I'm working with 3706 time series loacated in the same file. But the time series time span is different for some of them.
Some of the time series start at 01/01 and end in 12/31 But some straight up start in 11/24 to 12/25 They are daily timeseries.
And the dataframe look somethings like this (I can't provided the real data sorry it's confidential)
Date | Product | Customer |
---|---|---|
01/01 | 1 | Cust 1 |
01/01 | 5 | Cust 1 |
01/02 | 1 | Cust 1 |
01/02 | 1 | Cust 2 |
I tried using the dart and use LGBM forecasting it but it seems to error due to the different time span.
Which approach should I used to make it on the same time span. If there's no good option is there any other model that can handle it?
I tried to add the missing date using this code but it just crashes my computer. I assumed due to it using too much memory.
unique_combinations = df[['Product', 'Customer']].drop_duplicates()
date_ranges = unique_combinations.groupby(['Product', 'Customer']).agg({'Date': ['min', 'max']})
start_date = pd.to_datetime('2023-01-01')
end_date = pd.to_datetime('2023-12-31')
date_range = pd.date_range(start_date, end_date, freq='D')
template_df = pd.DataFrame({'Date': date_range})
merged_dfs = []
for combination in unique_combinations.itertuples(index=False):
product, customer = combination
date_min, date_max = date_ranges.loc[(product, customer), ('Date', 'min')], date_ranges.loc[(product, customer), ('Date', 'max')]

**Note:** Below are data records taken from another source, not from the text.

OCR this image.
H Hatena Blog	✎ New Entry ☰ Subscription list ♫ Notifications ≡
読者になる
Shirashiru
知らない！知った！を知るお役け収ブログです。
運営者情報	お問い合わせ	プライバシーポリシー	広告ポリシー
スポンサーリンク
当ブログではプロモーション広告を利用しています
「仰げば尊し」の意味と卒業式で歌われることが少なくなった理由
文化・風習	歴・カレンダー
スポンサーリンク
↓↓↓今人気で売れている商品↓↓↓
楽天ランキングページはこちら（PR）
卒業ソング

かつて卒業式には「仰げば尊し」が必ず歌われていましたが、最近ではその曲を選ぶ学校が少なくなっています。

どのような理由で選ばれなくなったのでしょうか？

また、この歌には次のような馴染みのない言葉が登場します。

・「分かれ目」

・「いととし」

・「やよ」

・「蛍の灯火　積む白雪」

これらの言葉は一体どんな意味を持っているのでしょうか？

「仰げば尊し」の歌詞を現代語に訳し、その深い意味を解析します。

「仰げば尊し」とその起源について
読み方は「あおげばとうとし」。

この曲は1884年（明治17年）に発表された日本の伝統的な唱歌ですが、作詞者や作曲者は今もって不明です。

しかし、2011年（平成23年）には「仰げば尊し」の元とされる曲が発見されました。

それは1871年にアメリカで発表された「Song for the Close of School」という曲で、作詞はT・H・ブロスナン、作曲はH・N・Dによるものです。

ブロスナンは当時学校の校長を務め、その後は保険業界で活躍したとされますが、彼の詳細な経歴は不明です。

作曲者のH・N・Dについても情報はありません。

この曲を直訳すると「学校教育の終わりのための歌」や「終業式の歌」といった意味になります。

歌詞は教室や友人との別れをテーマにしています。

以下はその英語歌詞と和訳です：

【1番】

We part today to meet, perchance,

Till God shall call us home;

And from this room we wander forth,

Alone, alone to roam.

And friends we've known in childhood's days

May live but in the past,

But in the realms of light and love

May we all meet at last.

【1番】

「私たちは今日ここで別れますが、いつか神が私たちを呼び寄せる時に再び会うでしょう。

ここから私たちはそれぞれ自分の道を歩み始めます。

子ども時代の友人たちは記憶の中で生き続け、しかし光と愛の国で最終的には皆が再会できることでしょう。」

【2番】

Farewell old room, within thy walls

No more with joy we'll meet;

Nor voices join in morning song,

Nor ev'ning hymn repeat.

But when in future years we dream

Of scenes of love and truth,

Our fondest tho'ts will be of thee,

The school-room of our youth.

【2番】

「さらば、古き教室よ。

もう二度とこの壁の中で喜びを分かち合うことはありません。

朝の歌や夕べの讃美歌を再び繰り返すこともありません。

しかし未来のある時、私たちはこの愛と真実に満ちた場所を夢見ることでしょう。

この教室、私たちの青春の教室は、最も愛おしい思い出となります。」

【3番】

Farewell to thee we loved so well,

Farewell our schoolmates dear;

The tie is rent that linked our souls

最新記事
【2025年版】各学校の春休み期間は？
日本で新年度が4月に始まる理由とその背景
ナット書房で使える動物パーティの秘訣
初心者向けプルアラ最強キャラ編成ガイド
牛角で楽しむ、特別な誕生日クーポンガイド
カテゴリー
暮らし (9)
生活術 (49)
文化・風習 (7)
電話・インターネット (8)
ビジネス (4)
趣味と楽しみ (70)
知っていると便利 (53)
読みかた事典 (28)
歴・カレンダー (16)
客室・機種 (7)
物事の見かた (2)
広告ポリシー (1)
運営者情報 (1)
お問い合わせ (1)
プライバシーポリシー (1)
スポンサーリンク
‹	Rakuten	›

merged_df = pd.merge(template_df, df[(df['Product'] == product) & (df['Customer'] == customer)], on='Date', how='left')
merged_df = merged_df[(merged_df['Date'] >= date_min) & (merged_df['Date'] <= date_max)] # Optional: Trim the merged DataFrame to the available date range
merged_dfs.append(merged_df)
final_df = pd.concat(merged_dfs)
final_df.fillna(0, inplace=True) # Replace missing values with zeros or appropriate fill value
I expected the same Date span for all the times series
Thanks in advance.